For those of us who have already received the first-fruits of the Spirit, it is not too much to say that the rest of creation depends on us from generation to generation to do all we can to restore the correct rapport between humanity and the earth. Vatican II, and all the Popes since, urge the international community to heed not only the groans of the poor, the weak, the unborn and the persecuted, but also the groans of the earth. Our inhumanity to one another is not limited in its effects to ourselves, as if that were not enough. The murkier our human and moral environment is, the murkier will the earth’s environment become.
We get it wrong, though, if we expend all our time and energies on trying to get the earth cleaner and the ecosystem back into its natural equilibrium if we do not give priority to the cleansing of our moral and spiritual lives.

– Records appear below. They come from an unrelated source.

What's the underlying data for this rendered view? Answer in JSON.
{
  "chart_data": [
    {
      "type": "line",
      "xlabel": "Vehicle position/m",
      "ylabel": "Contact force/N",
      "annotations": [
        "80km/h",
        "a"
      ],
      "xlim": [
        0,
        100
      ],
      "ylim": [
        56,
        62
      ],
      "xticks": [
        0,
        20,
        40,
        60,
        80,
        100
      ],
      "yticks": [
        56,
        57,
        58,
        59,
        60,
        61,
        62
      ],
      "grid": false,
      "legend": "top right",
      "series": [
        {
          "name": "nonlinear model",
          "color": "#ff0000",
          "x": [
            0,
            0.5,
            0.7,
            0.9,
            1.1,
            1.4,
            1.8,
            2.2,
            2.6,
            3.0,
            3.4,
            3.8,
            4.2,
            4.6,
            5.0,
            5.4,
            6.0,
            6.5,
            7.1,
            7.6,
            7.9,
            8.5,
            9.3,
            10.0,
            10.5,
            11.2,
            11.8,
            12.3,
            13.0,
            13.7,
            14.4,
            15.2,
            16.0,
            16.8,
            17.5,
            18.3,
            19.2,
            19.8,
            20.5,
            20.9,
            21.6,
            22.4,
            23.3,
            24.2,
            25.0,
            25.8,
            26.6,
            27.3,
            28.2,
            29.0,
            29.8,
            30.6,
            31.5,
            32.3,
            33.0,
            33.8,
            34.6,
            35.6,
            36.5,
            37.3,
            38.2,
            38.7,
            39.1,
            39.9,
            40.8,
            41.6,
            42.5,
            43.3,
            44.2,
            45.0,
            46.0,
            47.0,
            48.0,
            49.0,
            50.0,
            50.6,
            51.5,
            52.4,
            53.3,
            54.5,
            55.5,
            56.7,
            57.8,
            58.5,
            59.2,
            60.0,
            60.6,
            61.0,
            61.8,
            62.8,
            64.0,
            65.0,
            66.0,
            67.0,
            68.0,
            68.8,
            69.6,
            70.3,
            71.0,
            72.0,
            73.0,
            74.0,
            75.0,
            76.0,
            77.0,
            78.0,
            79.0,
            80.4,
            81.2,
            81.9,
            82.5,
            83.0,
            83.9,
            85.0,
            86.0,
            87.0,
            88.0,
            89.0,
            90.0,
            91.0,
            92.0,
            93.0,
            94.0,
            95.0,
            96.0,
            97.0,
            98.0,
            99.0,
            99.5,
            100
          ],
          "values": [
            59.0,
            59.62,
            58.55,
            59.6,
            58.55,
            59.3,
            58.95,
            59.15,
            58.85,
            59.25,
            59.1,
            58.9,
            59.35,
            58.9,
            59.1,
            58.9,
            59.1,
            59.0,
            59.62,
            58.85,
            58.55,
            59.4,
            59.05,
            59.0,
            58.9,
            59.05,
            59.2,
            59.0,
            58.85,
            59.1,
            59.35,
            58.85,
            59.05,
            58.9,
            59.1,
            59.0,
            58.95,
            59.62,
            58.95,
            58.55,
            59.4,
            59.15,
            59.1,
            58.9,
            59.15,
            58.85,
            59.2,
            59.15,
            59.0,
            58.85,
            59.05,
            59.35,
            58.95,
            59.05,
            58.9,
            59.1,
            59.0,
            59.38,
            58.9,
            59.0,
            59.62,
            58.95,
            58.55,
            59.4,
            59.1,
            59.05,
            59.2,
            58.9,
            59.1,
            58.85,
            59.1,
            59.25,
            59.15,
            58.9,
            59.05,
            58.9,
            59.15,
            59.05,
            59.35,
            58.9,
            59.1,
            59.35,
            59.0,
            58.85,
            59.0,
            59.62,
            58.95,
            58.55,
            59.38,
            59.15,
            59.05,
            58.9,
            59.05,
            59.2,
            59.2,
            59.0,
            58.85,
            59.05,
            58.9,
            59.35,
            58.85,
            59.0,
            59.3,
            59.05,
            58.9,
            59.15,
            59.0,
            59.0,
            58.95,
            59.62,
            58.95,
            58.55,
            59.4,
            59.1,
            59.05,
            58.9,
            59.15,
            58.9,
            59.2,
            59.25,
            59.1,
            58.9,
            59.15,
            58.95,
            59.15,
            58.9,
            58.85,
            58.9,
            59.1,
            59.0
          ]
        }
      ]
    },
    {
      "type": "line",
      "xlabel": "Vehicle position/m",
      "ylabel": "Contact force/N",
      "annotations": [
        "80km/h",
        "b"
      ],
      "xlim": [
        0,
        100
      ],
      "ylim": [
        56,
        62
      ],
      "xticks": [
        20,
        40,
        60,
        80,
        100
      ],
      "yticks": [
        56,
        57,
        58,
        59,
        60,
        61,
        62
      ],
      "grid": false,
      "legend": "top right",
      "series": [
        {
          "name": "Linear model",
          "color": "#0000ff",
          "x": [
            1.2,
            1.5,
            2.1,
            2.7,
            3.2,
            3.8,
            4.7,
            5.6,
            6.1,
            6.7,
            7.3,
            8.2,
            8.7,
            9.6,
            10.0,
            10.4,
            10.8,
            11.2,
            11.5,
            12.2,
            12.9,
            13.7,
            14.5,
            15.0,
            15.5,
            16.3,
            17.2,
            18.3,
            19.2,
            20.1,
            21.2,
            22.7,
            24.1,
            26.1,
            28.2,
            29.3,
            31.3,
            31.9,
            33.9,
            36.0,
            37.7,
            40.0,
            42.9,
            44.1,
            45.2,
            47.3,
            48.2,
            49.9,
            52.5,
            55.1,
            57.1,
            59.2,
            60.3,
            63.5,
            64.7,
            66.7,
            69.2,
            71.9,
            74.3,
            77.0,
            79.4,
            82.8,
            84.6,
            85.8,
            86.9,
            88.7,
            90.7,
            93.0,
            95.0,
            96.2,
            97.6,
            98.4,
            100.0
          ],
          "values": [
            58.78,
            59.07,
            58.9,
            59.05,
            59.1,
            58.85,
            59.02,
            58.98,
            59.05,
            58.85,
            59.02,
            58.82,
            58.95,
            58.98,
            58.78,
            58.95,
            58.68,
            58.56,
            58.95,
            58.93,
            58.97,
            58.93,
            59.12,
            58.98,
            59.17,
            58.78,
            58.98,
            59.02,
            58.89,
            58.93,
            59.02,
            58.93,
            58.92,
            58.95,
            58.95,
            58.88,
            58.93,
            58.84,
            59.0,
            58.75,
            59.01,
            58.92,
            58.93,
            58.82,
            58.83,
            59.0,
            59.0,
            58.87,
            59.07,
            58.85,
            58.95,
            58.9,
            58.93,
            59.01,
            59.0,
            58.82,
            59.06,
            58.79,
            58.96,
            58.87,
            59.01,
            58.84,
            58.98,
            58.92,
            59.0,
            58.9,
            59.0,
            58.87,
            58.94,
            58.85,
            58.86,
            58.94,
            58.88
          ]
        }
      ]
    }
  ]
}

There is also a moral ecosystem. It is one which everyone can, and most have, recognised, across cultures and religions: the ten commandments.
Our efforts to save the planet demand equal if not greater efforts to save humanity from moral implosion. As both the book of Genesis and the letter to the Romans make clear, and as Pope Francis also makes clear in his important encyclical Laudato Si’, the health of the earth will prosper or decay in direct proportion to the moral health of humanity. So, if the environment is getting sicker, then in some way it is the result of the decaying moral health of humanity.
And so we should not damage the earth, the sea or the sky just because we want to respect them in themselves, but primarily because to do so is to break the commandments of God, such as obedience to His will for us to care for the earth, or the seventh commandment which forbids us from stealing, or the tenth commandment which forbids us from coveting our neighbour’s goods, and so on.
Our care and activism in favour of the planet will be all the more effective and credible, and even salvific, if we do it from within the Spirit of God who seeks once more to bring order out of chaos both in our moral and spiritual lives and, as a result, in the beautiful yet suffering world around us.
Our planet will not be healed and freed without our being healed and freed. Once again, this brings us back to the Cross by which the sins of those who repent are forgiven and healed. The healing of the environment won’t happen without the Cross. From upon it, Christ breathed forth as He died the Holy Spirit of divine charity to flutter lovingly once again over the chaos in the human heart and in creation.
May that same Spirit restore us more and more each day to the beauty and order he desires to instil in our hearts so that we can become Spirit-filled apostles bringing the Gospel of healing to all creation.